The study, conducted by researchers at the University of Medicine and Health Sciences, Royal College of Surgeons in Ireland (“RCSI”), was reported in “Nature Communications” journal.

The researchers explained that when the immune cells in an individual’s body known as macrophages are exposed to strong infectious agents, potent inflammatory proteins called cytokines are released by the body to fight the infection. However, if the body’s cytokine levels become imbalanced, it can result in significant damage to tissues in the body.
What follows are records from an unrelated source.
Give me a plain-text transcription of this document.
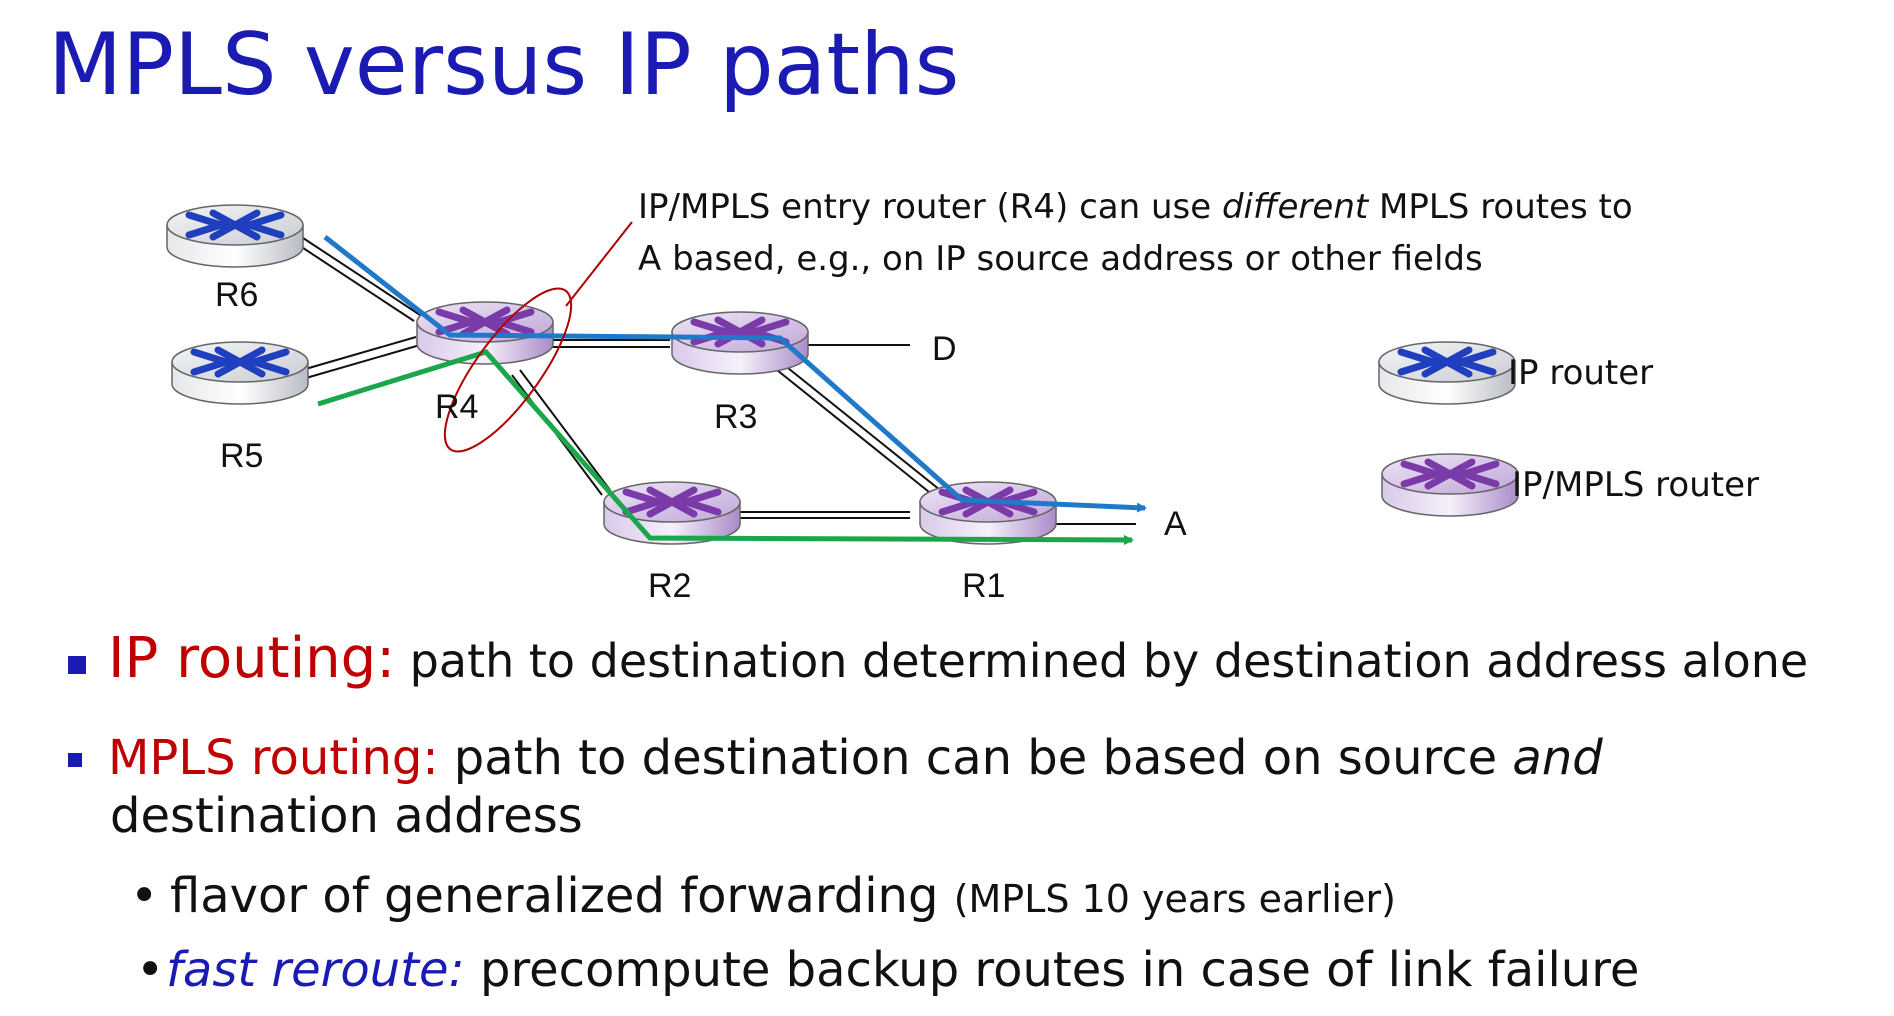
MPLS versus IP paths
R6
R5
R4	R3
R2	R1
D
A
IP router
IP/MPLS router
IP/MPLS entry router (R4) can use different MPLS routes to
A based, e.g., on IP source address or other fields
IP routing: path to destination determined by destination address alone
MPLS routing: path to destination can be based on source and
destination address
• flavor of generalized forwarding (MPLS 10 years earlier)
•fast reroute: precompute backup routes in case of link failure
The researchers also discovered that a protein known as Arginase-2 worked through the mitochondria, which is the macrophage cells’ energy source, and is sometimes referred to as the cells powerhouse, to control inflammation. For the first time, the researchers demonstrated that Arginase-2 was essential in reducing a strong inflammatory cytokine known as IL-10.

This finding could allow scientists to develop novel treatments that protect an individual’s body from unhampered damaged brought about by inflammatory ailments and target the Arginase-2 protein.

A senior lecturer in immunology at RCSI, Dr. Clair McCoy, who was also senior author of the study, noted that excessive inflammation is a notable feature of various ailments, including inflammatory bowel diseases, arthritis and multiple sclerosis. She explained that the study’s findings could be used by researchers to develop new therapies for the treatment of inflammatory diseases, which, she added, would in the long run improve the quality of life for individuals living with these ailments.

The researchers who led the study were from the RCSI School of Pharmacy and biomolecular sciences — Dr. Jennifer Dowling, Dr. Clair McCoy and Miss. Remsha Afzal — in partnership with a group of international researchers from Switzerland, Germany and Australia. Other researchers involved in the study include Glenn R. Bantug, Daniel J. Gough, Katja Dettmer, Nadine Assmann, Chiara De Santi, Gavin M. Davis, Stephanie Annett, Mariana P. Cervantes-Silva and Linden J. Gearing, among others.

Additionally, the research was financed by the Science Foundation Ireland, with preliminary stages of the study coming from a grant awarded by the Australian National Health Medical Research Council.